Generally, I'm completely done with hype and trying to decide on whether we should watch something based on whether it's "good". There are good objective reasons for thinking that, and I've thought it for a while, but the insane inanity of where modern mainstream cinema has gotten to recently has really burnt me. A defining moment of this being when I went and saw the latest Thor film, actually thinking I might enjoy it, and honestly felt like the whole industry had literally picked my pocket. Hobbit trilogy had a similar feeling. We can do better at understanding what we get out of films and talking about what we should see and why.
I avoided everything about it except the hype and the cast. No idea what the story involved.
Like I've said, I didn't dislike it. I felt like it was a cute little fluff piece with a simple, tender parent/child story wrapped in a silly multiverse wrapper.
I so agree with you about Thor. I had enjoyed the prior movies, and when they last one started I figured the silly stuff was just going to be the story teller at the start, which would get displaced by the regular MCU universe. As it approached the halfway point, my wife and I were kind of in disbelief. I couldn't believe anyone thought it was a good idea.
I think this is probably the major disconnect with fans of the film. Compared to the silly multiverse stuff from Marvel, EEAAO actually did something with the concept by addressing what it means to have made and regretted life decisions and what it would actually look like if you could somehow rise above those choices and not suffer from them. The daughter-mother dynamic then becomes a vehicle to explore that, depicting depression, nihilism and outward and inward destructive urges, and what meaning if any can be built amongst all of that while also folding in a fairly touching if somewhat basic story of immigrants (Asian and others too IMO) and their children.
The simple ending, for instance, where Yeoh’s character can’t quite ignore the multiverse is a pretty stark statement, to me, that enlightenment is almost unattainable however close you get, as it’s human nature to crave something else or new.
Without wanting to be harsh about this, there’s a real chance you didn’t quite get the film. Maybe its absurdism is to blame in part, being a distraction. But OTOH combining all of the above into a fun absurdist genre pastiche was definitely part of the quality of the film for fans. Kinda like seeing a stand up comic for the first time who turns out to be hilarious while also laying down some hard and deep truths.
To get back to my initial point about hype … part of the culture it has created is to emphasise the entertainment aspect of films over the meaning and artistic aspects.

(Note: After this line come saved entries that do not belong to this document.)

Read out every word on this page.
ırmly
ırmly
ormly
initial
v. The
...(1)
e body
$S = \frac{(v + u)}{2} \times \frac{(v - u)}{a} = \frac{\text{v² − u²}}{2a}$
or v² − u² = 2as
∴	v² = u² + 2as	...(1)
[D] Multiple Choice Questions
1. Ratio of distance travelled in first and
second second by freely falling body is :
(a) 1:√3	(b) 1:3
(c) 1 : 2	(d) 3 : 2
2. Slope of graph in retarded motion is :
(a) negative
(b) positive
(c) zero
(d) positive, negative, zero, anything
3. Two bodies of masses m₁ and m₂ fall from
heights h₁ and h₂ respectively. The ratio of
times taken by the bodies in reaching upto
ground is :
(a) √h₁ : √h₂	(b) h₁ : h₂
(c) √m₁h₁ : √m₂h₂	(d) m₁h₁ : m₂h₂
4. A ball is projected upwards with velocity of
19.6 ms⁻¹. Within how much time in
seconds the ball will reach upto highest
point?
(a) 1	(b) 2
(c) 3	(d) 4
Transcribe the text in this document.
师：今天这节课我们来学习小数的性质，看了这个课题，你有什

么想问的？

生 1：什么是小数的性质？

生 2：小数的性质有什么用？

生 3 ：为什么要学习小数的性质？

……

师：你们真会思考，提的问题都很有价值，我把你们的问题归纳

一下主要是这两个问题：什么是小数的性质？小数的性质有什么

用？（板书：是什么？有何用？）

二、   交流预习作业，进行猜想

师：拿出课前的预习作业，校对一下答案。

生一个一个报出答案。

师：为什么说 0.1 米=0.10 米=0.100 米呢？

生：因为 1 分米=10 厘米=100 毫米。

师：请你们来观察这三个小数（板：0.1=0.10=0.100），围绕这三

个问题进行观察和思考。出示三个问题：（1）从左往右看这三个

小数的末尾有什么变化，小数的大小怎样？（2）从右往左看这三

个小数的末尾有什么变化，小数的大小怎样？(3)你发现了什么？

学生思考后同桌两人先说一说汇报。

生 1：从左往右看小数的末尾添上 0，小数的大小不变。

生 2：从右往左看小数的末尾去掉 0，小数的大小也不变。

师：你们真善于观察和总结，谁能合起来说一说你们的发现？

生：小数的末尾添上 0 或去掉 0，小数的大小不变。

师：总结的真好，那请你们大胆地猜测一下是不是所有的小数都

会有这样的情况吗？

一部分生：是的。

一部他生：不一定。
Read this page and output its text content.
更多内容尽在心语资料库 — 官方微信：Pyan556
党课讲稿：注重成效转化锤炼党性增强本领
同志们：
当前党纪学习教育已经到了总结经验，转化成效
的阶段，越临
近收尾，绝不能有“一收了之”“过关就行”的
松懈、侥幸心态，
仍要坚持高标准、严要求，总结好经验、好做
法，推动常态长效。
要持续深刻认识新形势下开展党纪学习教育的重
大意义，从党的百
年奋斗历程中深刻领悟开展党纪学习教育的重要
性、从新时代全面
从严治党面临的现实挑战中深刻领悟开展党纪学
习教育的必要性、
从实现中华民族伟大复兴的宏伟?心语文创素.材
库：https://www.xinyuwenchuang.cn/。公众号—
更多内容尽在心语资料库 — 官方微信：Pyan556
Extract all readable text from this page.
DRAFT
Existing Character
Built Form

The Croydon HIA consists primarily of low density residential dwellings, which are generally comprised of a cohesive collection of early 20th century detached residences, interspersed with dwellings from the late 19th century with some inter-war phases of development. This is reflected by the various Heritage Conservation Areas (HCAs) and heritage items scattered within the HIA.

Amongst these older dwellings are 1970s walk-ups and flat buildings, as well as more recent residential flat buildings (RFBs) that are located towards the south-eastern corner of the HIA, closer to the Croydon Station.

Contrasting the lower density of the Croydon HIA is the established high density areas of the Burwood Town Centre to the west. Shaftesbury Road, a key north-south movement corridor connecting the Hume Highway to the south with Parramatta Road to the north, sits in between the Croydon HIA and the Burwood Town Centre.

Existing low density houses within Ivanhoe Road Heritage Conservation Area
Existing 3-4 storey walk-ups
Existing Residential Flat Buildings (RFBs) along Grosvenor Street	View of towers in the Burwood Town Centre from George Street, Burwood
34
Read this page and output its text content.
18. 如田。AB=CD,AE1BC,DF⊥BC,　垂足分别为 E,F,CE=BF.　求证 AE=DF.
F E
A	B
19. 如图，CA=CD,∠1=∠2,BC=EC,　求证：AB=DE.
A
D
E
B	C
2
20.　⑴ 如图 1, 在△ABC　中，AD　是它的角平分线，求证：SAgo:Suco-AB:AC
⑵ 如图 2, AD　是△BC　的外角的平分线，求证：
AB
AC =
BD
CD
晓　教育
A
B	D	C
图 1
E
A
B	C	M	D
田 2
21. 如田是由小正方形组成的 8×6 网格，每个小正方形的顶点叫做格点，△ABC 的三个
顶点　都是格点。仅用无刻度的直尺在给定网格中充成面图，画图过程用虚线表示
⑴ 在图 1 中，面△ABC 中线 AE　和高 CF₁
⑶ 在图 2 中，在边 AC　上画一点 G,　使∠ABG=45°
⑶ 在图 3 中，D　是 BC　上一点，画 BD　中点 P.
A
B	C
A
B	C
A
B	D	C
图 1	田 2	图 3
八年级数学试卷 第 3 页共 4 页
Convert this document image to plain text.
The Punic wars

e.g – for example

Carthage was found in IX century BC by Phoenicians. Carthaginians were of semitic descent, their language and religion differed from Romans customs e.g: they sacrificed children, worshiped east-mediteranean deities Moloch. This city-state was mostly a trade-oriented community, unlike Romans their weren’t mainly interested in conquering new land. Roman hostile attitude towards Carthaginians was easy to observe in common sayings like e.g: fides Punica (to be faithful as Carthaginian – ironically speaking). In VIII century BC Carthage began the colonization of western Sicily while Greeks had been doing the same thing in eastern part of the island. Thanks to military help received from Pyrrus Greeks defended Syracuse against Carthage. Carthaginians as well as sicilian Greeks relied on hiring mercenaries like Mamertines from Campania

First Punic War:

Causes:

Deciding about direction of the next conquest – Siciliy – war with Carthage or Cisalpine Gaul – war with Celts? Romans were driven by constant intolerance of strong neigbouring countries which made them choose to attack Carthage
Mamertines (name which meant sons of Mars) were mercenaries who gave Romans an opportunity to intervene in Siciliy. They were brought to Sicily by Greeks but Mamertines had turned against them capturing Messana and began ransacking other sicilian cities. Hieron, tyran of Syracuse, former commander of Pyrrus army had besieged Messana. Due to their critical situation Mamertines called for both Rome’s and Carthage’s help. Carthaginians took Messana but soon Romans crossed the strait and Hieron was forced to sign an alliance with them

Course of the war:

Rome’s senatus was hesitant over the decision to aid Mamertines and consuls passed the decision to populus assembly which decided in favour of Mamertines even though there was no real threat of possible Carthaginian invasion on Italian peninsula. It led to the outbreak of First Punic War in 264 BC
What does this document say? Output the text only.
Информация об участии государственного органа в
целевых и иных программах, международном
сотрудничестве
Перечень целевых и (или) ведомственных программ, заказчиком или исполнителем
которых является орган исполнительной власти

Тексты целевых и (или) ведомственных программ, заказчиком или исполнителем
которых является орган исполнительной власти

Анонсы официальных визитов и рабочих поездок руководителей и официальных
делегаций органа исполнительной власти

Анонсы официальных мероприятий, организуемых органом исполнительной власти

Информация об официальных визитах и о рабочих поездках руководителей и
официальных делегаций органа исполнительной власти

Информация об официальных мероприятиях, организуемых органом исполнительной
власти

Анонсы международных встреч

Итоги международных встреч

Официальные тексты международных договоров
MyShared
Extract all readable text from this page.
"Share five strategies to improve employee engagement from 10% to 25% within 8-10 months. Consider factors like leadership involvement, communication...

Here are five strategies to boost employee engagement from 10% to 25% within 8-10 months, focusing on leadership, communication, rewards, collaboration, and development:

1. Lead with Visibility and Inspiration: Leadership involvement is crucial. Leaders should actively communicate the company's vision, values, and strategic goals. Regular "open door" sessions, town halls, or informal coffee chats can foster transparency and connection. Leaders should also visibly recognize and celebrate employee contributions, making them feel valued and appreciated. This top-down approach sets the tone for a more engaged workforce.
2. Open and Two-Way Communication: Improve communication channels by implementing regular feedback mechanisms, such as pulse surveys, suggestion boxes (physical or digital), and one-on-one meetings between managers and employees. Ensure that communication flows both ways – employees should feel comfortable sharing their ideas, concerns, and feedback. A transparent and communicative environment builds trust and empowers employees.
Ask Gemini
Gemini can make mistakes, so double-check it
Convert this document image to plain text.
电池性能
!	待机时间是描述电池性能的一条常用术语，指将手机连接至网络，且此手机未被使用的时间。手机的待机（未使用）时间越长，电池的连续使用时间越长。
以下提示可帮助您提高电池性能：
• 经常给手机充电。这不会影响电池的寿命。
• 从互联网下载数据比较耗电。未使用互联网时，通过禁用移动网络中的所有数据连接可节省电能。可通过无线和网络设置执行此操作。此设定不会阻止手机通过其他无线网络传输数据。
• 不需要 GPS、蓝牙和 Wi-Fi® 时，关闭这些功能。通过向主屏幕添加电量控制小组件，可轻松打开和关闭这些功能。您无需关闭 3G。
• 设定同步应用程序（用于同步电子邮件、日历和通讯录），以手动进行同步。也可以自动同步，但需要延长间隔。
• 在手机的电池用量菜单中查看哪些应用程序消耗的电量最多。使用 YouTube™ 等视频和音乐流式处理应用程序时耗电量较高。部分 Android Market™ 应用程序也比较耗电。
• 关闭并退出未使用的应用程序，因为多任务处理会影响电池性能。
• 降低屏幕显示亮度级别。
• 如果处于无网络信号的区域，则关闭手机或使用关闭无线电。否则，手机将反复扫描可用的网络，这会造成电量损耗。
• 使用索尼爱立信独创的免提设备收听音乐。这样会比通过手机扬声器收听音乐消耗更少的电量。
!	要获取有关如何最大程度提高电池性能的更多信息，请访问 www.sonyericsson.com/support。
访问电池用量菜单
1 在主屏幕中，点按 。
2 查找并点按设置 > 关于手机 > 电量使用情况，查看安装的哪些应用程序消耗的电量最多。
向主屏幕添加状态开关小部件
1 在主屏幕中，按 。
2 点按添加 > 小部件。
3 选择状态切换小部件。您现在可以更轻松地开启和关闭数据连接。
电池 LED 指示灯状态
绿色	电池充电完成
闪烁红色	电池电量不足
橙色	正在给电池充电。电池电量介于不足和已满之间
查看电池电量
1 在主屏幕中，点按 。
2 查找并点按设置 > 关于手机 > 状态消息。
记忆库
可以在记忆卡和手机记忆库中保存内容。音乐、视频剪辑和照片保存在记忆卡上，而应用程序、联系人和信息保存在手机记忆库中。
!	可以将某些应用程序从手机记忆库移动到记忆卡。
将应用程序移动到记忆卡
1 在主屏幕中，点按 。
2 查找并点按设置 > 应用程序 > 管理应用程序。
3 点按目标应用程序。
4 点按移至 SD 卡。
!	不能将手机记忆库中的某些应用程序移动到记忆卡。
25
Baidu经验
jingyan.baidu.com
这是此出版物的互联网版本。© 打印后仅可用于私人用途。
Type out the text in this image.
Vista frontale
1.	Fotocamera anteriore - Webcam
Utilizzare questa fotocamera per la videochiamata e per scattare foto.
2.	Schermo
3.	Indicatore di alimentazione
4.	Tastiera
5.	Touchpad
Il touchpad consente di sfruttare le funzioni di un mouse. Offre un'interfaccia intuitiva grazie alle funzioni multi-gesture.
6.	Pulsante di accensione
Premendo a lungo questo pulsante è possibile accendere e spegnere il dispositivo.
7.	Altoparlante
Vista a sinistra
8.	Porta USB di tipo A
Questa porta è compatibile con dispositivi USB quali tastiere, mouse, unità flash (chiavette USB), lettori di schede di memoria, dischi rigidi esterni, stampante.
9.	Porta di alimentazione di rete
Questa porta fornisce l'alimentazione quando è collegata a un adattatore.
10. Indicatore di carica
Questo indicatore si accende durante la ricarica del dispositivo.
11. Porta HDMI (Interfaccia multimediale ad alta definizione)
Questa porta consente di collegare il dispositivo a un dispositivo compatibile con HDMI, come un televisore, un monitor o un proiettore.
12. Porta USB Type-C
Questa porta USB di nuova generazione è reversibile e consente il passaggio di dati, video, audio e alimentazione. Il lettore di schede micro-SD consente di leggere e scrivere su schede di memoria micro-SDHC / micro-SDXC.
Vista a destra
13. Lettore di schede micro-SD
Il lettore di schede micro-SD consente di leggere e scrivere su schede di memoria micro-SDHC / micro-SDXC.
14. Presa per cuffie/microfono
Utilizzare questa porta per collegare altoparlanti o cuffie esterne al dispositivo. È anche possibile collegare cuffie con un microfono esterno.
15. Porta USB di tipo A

A “good” film is obviously good in the cinema in the middle of watching it. The audience will applaud scenes it’s so obvious.
Sometimes a film can mean something deeper and longer term with its quality lying in the discussion and understanding you have afterward and the random rewatch 5 years later.
There's literally nothing you said that wasn't pretty obvious - don't assume that because you found something deep out enjoyable that a person who didn't have the same reaction just "doesn't get it."
Well I didn’t mean it intellectually. Often times, in my experience, “getting it” is about resonance with one’s experience, feelings or something else.